Trivial mistake, just nuisance, carelessness, or capital error?
Some problems that we encountered might be not as severe, nevertheless journals are often not willing to address them. In the publication in Science by Schumacher et al. [29] we identified several important inconsistencies. While eight structures were listed in the refinement tables, only six were actually deposited in the PDB, and it turned out that one of them did not correspond at all to what was claimed in the paper. That structure (PDB ID 4ru7) was ultimately replaced (5fc0), but the sequence of the DNA was no longer the same. Other structure models claimed much better geometry than listed in the public PDB validation reports. A letter alerting the journal Science about the problem, sent by us several months ago, was immediately rejected - despite the fact that the problem was acknowledged. Ultimately, a formal correction and update have been announced by Science during the proof stage of this Viewpoint article.
3. A call for action
From the examples and arguments presented above, it is evident that journal editors wield enormous influence and thus should accept commensurate responsibility to assume a leading role in assisting the structural biology community in maintaining the validity and integrity of structural databases. Biomolecular crystallography enjoys the great advantage of objective data-driven and reliable validation procedures. The problems exemplified by incorrect crystallographic models thus provide a reliable starting point for initiating an overdue discussion with ramifications for research integrity affecting the entire biomedical research community.
An ounce of prevention…
To avoid future disputes - which would greatly reduce but by no means eliminate the need to address critical comments on incorrect models and their correction or removal - manuscript reviewers must be provided with all information necessary to judge the model quality.
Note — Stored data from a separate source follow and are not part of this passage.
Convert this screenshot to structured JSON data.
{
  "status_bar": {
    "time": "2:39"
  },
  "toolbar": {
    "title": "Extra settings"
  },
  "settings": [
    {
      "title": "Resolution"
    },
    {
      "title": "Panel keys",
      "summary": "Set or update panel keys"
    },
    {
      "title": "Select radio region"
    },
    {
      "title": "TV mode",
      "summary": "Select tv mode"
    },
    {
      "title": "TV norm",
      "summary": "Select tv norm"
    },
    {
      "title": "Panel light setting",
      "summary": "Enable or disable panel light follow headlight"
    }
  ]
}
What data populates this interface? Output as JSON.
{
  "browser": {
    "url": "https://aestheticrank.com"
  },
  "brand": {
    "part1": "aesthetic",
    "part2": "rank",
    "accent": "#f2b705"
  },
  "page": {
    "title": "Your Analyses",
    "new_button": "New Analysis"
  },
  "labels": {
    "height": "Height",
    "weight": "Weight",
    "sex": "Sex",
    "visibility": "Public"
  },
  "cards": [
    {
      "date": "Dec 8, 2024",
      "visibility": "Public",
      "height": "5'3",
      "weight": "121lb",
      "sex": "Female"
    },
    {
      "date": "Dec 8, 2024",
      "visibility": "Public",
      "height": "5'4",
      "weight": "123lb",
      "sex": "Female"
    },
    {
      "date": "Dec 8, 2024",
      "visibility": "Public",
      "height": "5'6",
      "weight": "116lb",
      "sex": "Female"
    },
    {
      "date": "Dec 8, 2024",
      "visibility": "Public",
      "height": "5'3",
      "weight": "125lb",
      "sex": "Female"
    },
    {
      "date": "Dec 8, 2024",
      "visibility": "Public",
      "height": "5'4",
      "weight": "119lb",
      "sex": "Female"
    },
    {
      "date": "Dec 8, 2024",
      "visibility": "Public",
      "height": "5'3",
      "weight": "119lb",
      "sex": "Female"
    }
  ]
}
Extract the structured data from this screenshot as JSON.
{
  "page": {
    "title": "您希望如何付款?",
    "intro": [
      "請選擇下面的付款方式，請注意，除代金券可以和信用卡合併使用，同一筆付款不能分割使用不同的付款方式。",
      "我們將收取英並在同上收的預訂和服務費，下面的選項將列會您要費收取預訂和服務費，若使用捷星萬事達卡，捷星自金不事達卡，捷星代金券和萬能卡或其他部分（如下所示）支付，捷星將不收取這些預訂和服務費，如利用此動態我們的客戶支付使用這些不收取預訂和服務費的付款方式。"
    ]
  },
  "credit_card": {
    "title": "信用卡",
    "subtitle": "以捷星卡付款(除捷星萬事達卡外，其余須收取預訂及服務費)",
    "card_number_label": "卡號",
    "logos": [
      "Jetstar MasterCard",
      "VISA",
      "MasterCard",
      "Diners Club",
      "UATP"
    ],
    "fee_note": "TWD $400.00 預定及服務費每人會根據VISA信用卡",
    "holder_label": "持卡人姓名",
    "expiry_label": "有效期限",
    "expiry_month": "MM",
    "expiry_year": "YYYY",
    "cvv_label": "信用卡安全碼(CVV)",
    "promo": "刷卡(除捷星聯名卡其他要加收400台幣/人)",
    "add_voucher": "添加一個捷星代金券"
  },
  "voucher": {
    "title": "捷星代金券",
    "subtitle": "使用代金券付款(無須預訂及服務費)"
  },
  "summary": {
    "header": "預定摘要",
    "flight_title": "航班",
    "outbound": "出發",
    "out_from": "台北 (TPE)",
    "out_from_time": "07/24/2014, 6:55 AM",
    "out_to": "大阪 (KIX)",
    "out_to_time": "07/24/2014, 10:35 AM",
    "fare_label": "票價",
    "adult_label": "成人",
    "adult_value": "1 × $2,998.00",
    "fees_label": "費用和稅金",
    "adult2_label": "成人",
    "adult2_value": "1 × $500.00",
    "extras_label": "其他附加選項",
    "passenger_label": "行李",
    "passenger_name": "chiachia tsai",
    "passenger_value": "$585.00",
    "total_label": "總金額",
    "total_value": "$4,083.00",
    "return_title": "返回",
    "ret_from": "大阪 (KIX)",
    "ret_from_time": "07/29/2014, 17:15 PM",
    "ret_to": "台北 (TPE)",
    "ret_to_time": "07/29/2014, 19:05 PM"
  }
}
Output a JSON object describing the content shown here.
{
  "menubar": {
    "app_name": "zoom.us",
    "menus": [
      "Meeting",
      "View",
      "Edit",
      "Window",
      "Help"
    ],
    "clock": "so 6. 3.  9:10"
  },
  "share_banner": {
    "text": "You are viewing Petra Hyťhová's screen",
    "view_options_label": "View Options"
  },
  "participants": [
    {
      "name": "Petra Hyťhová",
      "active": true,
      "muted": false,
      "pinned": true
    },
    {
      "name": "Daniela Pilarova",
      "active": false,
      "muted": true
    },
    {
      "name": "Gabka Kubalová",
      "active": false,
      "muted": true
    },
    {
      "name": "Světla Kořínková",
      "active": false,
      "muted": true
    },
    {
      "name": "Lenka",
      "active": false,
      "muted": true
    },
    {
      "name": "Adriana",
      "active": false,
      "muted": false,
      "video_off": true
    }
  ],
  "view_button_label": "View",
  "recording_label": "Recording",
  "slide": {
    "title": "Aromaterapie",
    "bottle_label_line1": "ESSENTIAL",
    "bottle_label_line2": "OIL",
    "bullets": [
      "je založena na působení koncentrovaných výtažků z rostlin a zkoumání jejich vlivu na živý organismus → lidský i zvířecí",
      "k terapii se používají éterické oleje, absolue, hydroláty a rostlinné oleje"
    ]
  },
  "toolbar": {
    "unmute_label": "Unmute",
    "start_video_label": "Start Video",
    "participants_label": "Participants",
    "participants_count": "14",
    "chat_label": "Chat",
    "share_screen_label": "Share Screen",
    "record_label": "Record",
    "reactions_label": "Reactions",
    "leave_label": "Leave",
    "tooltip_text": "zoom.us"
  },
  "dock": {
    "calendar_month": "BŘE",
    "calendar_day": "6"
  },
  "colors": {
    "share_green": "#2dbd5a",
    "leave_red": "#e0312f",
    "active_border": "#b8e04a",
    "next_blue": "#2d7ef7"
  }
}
This information must be presented in a form accessible also to a non-expert reviewer. The salient point here is that without evaluating the match between the experimental evidence of electron density and the model on a local level at the point of biological interest, no sincere assessment is possible. This need for local inspection has been long recognized [30] and its importance for review has been re-emphasized [31] a decade ago. Encouragingly, even editors of non-specialist journals begin to realize that providing as a minimum the PDB validation reports might prevent the most egregious transgressions of model plausibility. We quote from [23] “The Journal of Immunology now requires that the PDB Summary Validation Report (available only recently) be included with submission of the manuscript so that it is available to editors and reviewers during the review process.”. Unfortunately, in many situations the PDB summary validation reports are insufficient to pinpoint the validity of a claim and models based on local electron density interpretation. From an informal polling of colleagues we conclude that most journal editors forward to manuscript authors any reviewers’ requests for structure factors and model coordinates to allow full validation of the claims, and we are aware of only a single case where this request was denied, and the paper subsequently rejected. However, we are also aware of dissenting opinions concerning full disclosure [31] and possible conflict of interest. Here again, clear policies are missing, and journal editors should actively engage with the structural biology and crystallography community to develop acceptable, system-wide guidelines.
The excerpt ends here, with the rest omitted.